Research scientists at Meta AI have revealed that the ESM2 language model generalises beyond natural proteins and allows the programmable generation of complex and modular protein structures. In their two new research papers, they have explained it in detail.
The team at Meta AI Research comprised research scientists Robert Verkui, Tom Sercu, Ori Kabeli, Alex Rives and many others. They collaborated with Sergey Ovchinnikov of Harvard University, Yilun Du of MIT, Basil Wicky and Lukas Milles of the University of Washington, Justas Dauparas of MIT, and popular biochemist David Baker for the project.
ESM2 learns the design principles of proteins. In collaboration with the Institute of Protein Design, the team experimentally validated 152 ESM2 designs, including de novo generations beyond natural proteins (<20% sequence identity to known proteins). In addition, it implemented a high-level programming language for generative protein design with ESM2, which will help the program generate large proteins and complexes with complicated modular structures.
Tom Sercu of the same team took to Twitter to explain how language models can generalise beyond natural proteins to design completely new ones from scratch.
With a 67% success rate, the scientists examined 228 proteins experimentally. In the first step, the team designed the sequence for a fixed backbone design. It could produce successful designs for all targets using only the LM. Despite the LM being trained solely on sequences, it saw 19/20 successes compared to designs without LM, which only achieved 1/20 success.
The scientists proposed a new method to sample (sequence, structure) pairs from the high-energy landscape specified by the LM in the second phase, which is an unconstrained generation. With excellent experimental success rates (71/129 or 55%), it can explore a variety of topologies. The team compared their generated protein sequences to sequence databases that include all known natural proteins to prove that LM generalises beyond natural proteins. However, there are few strong matches because natural sequences and their expected structures differ for many designs.

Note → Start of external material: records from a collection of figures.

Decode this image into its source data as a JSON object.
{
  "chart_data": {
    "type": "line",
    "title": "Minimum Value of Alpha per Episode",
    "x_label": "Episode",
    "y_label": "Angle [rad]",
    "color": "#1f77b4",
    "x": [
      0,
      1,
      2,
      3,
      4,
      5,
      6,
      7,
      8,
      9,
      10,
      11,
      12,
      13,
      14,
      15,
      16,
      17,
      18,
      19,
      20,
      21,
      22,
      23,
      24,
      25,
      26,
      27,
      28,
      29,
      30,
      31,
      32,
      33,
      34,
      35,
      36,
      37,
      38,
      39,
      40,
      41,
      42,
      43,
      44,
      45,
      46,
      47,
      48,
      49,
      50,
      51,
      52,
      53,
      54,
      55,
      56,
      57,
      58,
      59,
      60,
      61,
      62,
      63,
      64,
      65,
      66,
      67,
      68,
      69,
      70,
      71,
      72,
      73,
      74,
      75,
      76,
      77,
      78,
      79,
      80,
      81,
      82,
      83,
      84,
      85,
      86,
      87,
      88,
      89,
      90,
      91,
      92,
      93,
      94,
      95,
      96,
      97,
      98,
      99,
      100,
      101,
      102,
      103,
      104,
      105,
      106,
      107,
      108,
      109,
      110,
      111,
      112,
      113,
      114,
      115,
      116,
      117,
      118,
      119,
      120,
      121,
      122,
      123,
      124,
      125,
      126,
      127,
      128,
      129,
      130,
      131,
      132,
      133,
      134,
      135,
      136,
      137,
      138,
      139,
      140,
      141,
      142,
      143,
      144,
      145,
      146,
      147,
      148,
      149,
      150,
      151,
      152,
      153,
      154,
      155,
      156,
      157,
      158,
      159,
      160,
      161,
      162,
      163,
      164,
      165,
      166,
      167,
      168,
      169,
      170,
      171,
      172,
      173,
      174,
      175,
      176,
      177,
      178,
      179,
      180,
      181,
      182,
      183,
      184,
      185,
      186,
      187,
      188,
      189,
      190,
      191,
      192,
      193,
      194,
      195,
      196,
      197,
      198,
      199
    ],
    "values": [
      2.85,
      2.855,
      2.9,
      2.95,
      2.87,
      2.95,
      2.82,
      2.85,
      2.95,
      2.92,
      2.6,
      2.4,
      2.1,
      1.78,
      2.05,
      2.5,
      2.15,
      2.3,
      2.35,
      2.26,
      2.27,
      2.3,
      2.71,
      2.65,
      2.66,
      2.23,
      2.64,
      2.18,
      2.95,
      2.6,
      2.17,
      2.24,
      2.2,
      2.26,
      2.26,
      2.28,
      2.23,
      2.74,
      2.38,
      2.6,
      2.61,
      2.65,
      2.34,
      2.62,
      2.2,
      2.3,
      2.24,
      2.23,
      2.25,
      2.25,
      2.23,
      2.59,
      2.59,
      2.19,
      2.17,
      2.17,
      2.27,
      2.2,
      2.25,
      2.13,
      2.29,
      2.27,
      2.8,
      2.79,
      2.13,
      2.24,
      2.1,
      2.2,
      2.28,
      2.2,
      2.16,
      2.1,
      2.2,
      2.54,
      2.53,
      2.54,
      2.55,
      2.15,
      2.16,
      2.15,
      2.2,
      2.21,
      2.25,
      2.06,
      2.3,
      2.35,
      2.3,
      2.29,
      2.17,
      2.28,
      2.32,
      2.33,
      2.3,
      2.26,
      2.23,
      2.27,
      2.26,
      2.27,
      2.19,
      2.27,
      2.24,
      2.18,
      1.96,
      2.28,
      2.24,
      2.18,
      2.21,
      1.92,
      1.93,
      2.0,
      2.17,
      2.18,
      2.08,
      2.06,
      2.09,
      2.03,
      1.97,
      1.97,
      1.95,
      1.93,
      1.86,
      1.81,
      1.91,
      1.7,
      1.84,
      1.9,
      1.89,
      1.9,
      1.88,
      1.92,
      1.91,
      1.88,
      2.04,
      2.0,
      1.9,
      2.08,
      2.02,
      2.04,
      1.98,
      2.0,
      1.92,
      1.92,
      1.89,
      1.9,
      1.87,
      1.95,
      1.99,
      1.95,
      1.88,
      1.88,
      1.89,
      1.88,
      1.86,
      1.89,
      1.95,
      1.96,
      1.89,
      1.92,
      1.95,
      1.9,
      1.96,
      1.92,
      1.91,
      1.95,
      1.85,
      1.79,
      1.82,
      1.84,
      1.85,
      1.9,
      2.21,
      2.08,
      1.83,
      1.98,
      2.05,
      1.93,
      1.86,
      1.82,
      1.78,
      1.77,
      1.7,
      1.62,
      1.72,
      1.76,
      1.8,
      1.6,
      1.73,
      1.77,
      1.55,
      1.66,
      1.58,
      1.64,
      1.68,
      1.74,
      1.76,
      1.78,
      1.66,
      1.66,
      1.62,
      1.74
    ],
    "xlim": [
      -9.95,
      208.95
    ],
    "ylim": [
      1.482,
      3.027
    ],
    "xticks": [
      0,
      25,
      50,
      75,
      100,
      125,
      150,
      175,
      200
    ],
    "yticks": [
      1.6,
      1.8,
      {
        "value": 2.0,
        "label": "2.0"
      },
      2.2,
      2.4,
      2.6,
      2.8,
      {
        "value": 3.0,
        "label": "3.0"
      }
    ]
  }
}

35 of the 152 experimentally successful designs show no appreciable sequence similarity to any known natural proteins. Sequence identity to the closest sequence match for the remaining 117 designs is at a median of 27%, below 20% for six designs, and as low as 18% for three designs. The language model produces a successful design for fixed backbones for each of the eight artificially constructed fixed backbone objectives that have been empirically examined. Sampled proteins encompass many topologies and secondary structure compositions for an unconstrained generation and have a good experimental success rate (71/129 or 55%).
Deep patterns linking sequence and structure are reflected in the designs, including motifs that are seen in related natural structures and motifs that are not seen in analogous structural contexts in well-known protein families. The findings demonstrate that despite being taught on sequences, language models may learn a complex grammar that allows for the creation of protein structures beyond natural proteins. These results show that protein language models, trained on sequences alone, learn deep patterns linking sequence and structure and can be used to make de novo (new) proteins beyond the design space nature has explored.
The top-down approach to designing proteins is challenging due to biological complexity; hence, most protein designs have adopted a manual bottom-up strategy employing components derived from nature. In their most recent paper, the group detailed how generative artificial intelligence can be used to achieve the long-desired modularity and programmability of protein design. In addition, advanced protein language models show emerging learning of protein design principles and atomic resolution structure. The team leveraged these developments to enable the programmable design of highly complex de novo protein sequences and structures.